IBM Watson is developing Everledger using blockchain technology to tackle fraud in the diamond industry, and deploying cognitive analytics to heavily “cross-check” regulations, records, supply-chain, and IoT data in the blockchain environment.

5. More efficient science

The  “file-drawer problem“ in academia is when researchers don’t publish “non-result” experiments. Duplicate experiments and a lack of knowledge follow, trampling scientific discourse. To resolve this, experimental data can be stored in a publicly accessible blockchain. Data analytics could also help identifying elements like how many times the same experiment has happened or what the probable outcome of a certain experiment is.

There are forecasts that AI will play a big role in science once “smart contracts” transacted by blockchain require smarter “nodes” that function in a semi-autonomous way. Smart contracts (essentially, pieces of software) simulate, enforce and manage contractual agreements and can have wide-ranging applications when academics embrace the blockchain for knowledge transfer and development.

6. IP rights management

Digitalization has introduced complicated digital rights to  IP management, and when AI learns the rules of the game, it can identify actors who break IP laws. As for IP contract management, for music (and other content) industry, blockchain enables immediate payment methods to artists and authors. One artist recently suggested the blockchain could help musicians simplify creative collaboration and making money.  Ujo Music is making use of the Ethereum blockchain platform for song distribution.

7. Computational finance

Smart contracts could take center stage where transparent information is crucial for trust in financial services. Financial transactions may no longer rely on a human “clearing agent” as they automatized, performing better and faster. But since confidence in transactions remains dependent on people, AI can help monitor human emotions and predict the most optimal trading environment. Thus, “algotrading” can be powered by algorithms that trade based on investment patterns correlated with emotions.

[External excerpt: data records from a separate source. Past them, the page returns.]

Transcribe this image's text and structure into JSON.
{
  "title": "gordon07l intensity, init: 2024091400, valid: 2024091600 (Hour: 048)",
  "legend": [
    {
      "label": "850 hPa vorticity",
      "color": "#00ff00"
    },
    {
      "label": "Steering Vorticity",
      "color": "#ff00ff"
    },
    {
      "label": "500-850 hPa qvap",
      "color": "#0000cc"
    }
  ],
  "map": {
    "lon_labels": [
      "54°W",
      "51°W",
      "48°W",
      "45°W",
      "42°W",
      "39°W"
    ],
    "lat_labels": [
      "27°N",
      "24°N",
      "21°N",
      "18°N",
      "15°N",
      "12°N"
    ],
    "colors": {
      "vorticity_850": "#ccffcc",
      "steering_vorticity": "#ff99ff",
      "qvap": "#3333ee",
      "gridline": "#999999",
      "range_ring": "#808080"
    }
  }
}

8. Data and IoT management

Organizations are increasingly looking to adopt blockchain technologies for alternative data storage. And with heaps of data distributed across blockchain ledgers, the need for data analytics with AI is growing. IBM Watson merged blockchain with AI via the Watson IoT group. In this, an artificially intelligent blockchain lets joint parties collectively agree on the state of the device and make decisions on what to do based on language coded into a smart contract. Using blockchain tech, artificially intelligent software solutions are implemented autonomously. Risk management and self-diagnosis are other use cases being explored.

9. Blockchain-As-A-Service software

Microsoft is integrating “BaaS modules” (based on the public Ethereum) in its Azure that users can create test environments for. Blockchains are cheaper to create and test, and in Azure they come with reusable templates and artifacts.

10. Governance 3.0

Blockchain and AI could contribute to the development of direct democracy. They can transfer big hordes of data globally, tracing e-voting procedures and displaying them publicly so that citizens can engage in real-time. Democracy Earth Foundation aspires to “hack democracy“ by advocating open-source software, peer-to-peer networks, and smart contracts. The organization also aims to fight fake identities and reclaim individual accountability in the political sphere. IPDB is a planetary-scale blockchain database built on BigchainDB. It’s a ready-to-use public network with a focus on strong governance.